To underscore the importance of media and entertainers in such a mobilization, I chose to create a song sound in the then burgeoning Big Band style, as if coming from a radio of that period. In the song’s middle, the dial is twisted to a French-language Montreal station, where we find (an imagined) Camillien Houde addressing a crowd, over a Manouche (30’s hot jazz, guitar based) style.

 

Over the excellent period-style drums and piano (Mark Mariash and David Matheson) I was able to bring in a trio of Canada’s finest horn players (Will Sperandi – trumpet, Tara Davidson – Sax, Will Carn, trombone) who were able to improvise and record their brilliant parts in a matter of minutes. I also learned from drummer Mark that the nick-name ‘traps’ for a drum kit’s added percussion, comes from the term ‘contraption’ – an array of exotic bells, gourds and blocks he peppered with fills to accompany the rhythmic place-names like Okatoks, Chilliwack, etc.

 

I wanted the lyrics to reflect catch phrases and lingo from the time, and to come off a bit like the advertising copy of a mindless radio commercial. I had fun sprinkling each pre-chorus with coast-to-coast place names, to show the pan-Canadian reach of the Mobilization drive. Mention is also made of the ‘Wrens’ and ‘Wacs’ – the first being the familiar name used for members of the Women’s Royal Navy Service (or Women’s Royal Canadian Navy Service) and the second is the United States equivalent, the Women’s Army Corp.

 

 

 

Activities & Lesson Ideas

Class Discussion Questions

 Let’s Mobilize – design a good frenzy

In the 1960’s, U.S. President Lyndon Johnson proposed a ‘War on Poverty’, declaring that the quest would have the ‘moral equivalency of war’ – in other words, that the initiative would have the intense focus, overriding national priority and resources directed to it that are usually only mustered for a nation’s war effort. Regardless of that particular project’s successes or failures, it does raise a big question: Why are countries suddenly able to direct everything the have to a war, and yet can seemingly never direct similar energies to other crises – Economic, Environmental, etc.

 

ACTIVITY PROJECT

Suggest an issue worthy of ‘Mobilization’.
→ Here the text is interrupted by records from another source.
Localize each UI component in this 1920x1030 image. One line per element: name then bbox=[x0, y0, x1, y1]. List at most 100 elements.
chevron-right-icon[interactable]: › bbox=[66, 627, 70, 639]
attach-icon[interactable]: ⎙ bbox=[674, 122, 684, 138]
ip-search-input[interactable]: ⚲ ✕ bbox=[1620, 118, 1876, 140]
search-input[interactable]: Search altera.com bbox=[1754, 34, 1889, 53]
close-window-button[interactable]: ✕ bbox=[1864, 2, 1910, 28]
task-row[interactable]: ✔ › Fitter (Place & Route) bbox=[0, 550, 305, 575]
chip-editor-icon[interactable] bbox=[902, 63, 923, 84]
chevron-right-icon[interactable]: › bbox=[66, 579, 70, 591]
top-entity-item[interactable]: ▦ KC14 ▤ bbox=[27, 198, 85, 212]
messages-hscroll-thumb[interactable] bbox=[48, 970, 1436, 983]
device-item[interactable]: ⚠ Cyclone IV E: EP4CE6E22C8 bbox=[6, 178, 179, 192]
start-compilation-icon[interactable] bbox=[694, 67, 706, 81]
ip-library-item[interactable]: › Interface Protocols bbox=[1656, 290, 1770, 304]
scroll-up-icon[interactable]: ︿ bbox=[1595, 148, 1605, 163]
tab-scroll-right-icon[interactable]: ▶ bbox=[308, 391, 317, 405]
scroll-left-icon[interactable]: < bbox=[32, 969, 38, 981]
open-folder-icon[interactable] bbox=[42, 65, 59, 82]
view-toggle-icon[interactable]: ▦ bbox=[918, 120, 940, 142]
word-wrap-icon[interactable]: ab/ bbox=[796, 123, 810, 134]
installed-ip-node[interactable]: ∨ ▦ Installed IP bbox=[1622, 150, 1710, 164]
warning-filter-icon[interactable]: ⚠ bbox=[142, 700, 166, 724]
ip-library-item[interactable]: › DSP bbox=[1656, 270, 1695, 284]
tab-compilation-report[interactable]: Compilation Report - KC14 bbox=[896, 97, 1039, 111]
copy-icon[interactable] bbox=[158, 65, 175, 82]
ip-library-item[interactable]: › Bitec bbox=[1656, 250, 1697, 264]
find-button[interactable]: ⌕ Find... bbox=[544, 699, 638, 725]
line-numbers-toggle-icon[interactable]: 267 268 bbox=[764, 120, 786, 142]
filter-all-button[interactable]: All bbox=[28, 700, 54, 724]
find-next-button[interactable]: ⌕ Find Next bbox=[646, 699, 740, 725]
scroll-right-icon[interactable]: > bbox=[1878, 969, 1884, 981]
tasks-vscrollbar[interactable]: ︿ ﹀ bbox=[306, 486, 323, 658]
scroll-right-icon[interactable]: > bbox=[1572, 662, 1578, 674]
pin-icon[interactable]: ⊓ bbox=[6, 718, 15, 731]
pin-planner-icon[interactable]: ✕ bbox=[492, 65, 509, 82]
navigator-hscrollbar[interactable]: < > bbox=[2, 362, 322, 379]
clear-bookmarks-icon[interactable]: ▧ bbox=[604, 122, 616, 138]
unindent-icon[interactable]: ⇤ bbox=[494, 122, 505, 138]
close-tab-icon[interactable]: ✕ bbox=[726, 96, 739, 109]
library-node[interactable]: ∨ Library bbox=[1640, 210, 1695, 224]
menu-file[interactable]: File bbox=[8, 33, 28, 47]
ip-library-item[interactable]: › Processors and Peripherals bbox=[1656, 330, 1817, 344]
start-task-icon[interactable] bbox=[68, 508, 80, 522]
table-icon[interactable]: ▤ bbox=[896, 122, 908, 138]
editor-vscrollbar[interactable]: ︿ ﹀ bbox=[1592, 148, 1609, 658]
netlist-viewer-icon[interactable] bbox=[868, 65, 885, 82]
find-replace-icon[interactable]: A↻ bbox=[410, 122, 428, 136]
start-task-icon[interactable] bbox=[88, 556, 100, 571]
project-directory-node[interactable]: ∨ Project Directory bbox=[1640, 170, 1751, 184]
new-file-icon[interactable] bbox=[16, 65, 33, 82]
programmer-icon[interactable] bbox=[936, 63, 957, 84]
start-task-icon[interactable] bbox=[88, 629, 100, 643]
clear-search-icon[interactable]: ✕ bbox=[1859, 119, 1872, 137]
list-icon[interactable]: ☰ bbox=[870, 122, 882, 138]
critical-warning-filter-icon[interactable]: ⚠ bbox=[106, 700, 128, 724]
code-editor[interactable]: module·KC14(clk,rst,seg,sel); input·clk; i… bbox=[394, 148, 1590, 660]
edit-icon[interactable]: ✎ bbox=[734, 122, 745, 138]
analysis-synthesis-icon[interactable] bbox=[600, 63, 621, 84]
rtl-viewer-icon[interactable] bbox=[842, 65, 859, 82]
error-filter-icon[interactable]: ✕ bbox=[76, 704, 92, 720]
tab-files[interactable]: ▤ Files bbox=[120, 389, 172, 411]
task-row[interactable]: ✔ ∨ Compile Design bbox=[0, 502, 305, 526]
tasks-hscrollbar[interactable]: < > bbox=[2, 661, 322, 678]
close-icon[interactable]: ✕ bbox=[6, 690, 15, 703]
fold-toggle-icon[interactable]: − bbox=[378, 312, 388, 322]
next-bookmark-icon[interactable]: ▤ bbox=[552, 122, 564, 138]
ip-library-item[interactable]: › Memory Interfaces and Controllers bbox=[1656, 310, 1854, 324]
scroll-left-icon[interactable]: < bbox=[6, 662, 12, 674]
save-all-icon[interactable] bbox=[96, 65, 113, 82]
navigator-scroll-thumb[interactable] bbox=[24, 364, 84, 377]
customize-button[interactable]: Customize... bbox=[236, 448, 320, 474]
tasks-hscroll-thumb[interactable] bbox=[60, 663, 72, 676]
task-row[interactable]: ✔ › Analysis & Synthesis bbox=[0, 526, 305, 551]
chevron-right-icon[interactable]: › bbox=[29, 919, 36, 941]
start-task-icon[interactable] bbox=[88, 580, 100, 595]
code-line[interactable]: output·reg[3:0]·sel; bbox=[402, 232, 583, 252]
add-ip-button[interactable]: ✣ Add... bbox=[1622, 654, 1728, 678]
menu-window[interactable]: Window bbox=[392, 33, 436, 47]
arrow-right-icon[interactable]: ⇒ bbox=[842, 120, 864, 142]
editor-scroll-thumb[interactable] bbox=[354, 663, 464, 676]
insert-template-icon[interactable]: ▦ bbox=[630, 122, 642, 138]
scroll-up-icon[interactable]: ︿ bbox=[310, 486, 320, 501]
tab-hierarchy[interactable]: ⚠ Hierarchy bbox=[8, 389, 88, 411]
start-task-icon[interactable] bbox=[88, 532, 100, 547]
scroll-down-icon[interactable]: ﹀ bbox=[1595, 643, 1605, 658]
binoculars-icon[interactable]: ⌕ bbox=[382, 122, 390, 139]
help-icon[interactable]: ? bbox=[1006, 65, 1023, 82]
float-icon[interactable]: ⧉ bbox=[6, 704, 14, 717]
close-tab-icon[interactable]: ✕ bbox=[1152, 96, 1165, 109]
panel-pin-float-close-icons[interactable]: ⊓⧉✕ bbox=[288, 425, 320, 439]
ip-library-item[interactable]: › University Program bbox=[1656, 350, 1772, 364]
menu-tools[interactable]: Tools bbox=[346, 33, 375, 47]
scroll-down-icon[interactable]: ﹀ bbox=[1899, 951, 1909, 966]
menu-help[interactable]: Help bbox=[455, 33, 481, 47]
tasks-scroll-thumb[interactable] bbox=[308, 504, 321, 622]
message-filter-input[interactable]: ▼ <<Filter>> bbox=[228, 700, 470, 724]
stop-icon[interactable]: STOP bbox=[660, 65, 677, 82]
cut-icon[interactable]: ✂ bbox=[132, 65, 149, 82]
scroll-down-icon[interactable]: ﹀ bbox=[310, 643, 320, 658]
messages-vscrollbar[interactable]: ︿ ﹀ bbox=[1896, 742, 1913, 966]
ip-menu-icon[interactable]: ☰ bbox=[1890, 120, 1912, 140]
- Why is this issue crucial, urgent

- What is its scope? Area? Demographic? Level of Government? Time Span?

- What societal measures should be taken?

- Restrictions, rations, emergency measures, laws?

- What methods will help encourage your ‘Mobilization’ (media, art, events, songs…)

- What Industries could be marshalled – What has each player (industrial, citizen, environment, culture) have to gain or lose in the endeavour. What breakthroughs/dividends are possible? What pit-falls?

 

- Make song, poster, youtube, storyboard, event proposal, to encourage your Mobilization.